Bob | 4561 comments Mod
Slaughterhouse-Five was first read by our group in April 2014. A reminder this is a Spoiler Thread.


message 21: by [deleted user] (new)

Take this article with a grain of salt...




message 22: by Pink (new) - rated it 4 stars

Pink | 5491 comments Chris wrote: "Take this article with a grain of salt...

"


I like the bit about him rating his books.


message 23: by Lynn, New School Classics (new) - rated it 5 stars

Lynn (lynnsreads) | 4924 comments Mod
The Revisit the Shelf Book for September 2024 will be Kurt Vonnegut Jr., Slaughterhouse-Five.

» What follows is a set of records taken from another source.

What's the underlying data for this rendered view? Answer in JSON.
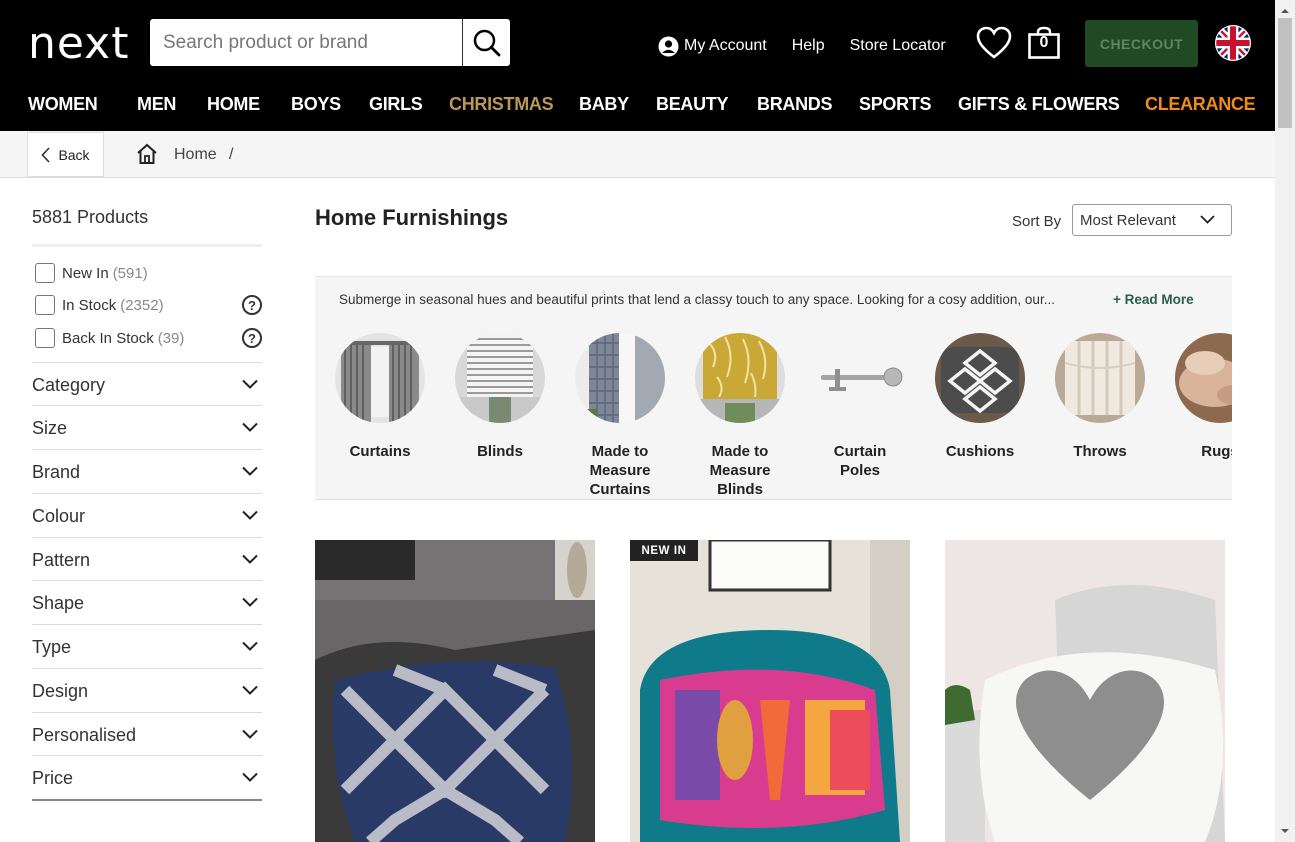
{
  "header": {
    "logo": "next",
    "search_placeholder": "Search product or brand",
    "account_label": "My Account",
    "help_label": "Help",
    "store_label": "Store Locator",
    "bag_count": "0",
    "checkout_label": "CHECKOUT"
  },
  "nav": [
    "WOMEN",
    "MEN",
    "HOME",
    "BOYS",
    "GIRLS",
    "CHRISTMAS",
    "BABY",
    "BEAUTY",
    "BRANDS",
    "SPORTS",
    "GIFTS & FLOWERS",
    "CLEARANCE"
  ],
  "breadcrumb": {
    "back": "Back",
    "home": "Home",
    "sep": "/"
  },
  "sidebar": {
    "count": "5881 Products",
    "checks": [
      {
        "label": "New In",
        "num": "(591)"
      },
      {
        "label": "In Stock",
        "num": "(2352)"
      },
      {
        "label": "Back In Stock",
        "num": "(39)"
      }
    ],
    "help": "?",
    "facets": [
      "Category",
      "Size",
      "Brand",
      "Colour",
      "Pattern",
      "Shape",
      "Type",
      "Design",
      "Personalised",
      "Price"
    ]
  },
  "main": {
    "title": "Home Furnishings",
    "sort_label": "Sort By",
    "sort_value": "Most Relevant",
    "description": "Submerge in seasonal hues and beautiful prints that lend a classy touch to any space. Looking for a cosy addition, our...",
    "read_more": "+ Read More",
    "categories": [
      {
        "label1": "Curtains",
        "label2": "",
        "label3": ""
      },
      {
        "label1": "Blinds",
        "label2": "",
        "label3": ""
      },
      {
        "label1": "Made to",
        "label2": "Measure",
        "label3": "Curtains"
      },
      {
        "label1": "Made to",
        "label2": "Measure",
        "label3": "Blinds"
      },
      {
        "label1": "Curtain",
        "label2": "Poles",
        "label3": ""
      },
      {
        "label1": "Cushions",
        "label2": "",
        "label3": ""
      },
      {
        "label1": "Throws",
        "label2": "",
        "label3": ""
      },
      {
        "label1": "Rugs",
        "label2": "",
        "label3": ""
      }
    ],
    "badge": "NEW IN"
  },
  "colors": {
    "header_bg": "#000000",
    "checkout_bg": "#1f4a22",
    "christmas": "#b8975a",
    "clearance": "#ef8a1c"
  }
}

This early posting of the No Spoiler thread is to discuss any non-plot issues pertaining to the book.

Appropriate Posts can contain:
1. Information about the author.
2. Compare editions/translations.
3. Any historical or background information
4. Are you familiar with this author’s work? Do you have any expectations going into the book?
5. What made you decide to read this book?
6. Any fan fiction that you have read or would like to read? Just link the books.
7. If you loved the book and want others to share in that experience, use this thread to motivate others, again save plot specifics for the Spoiler thread
8. If you hated the book, it would be best to keep that for the spoiler page

The most important thing to remember is no plot discussion. Any post that contains plot information or spoilers will be deleted.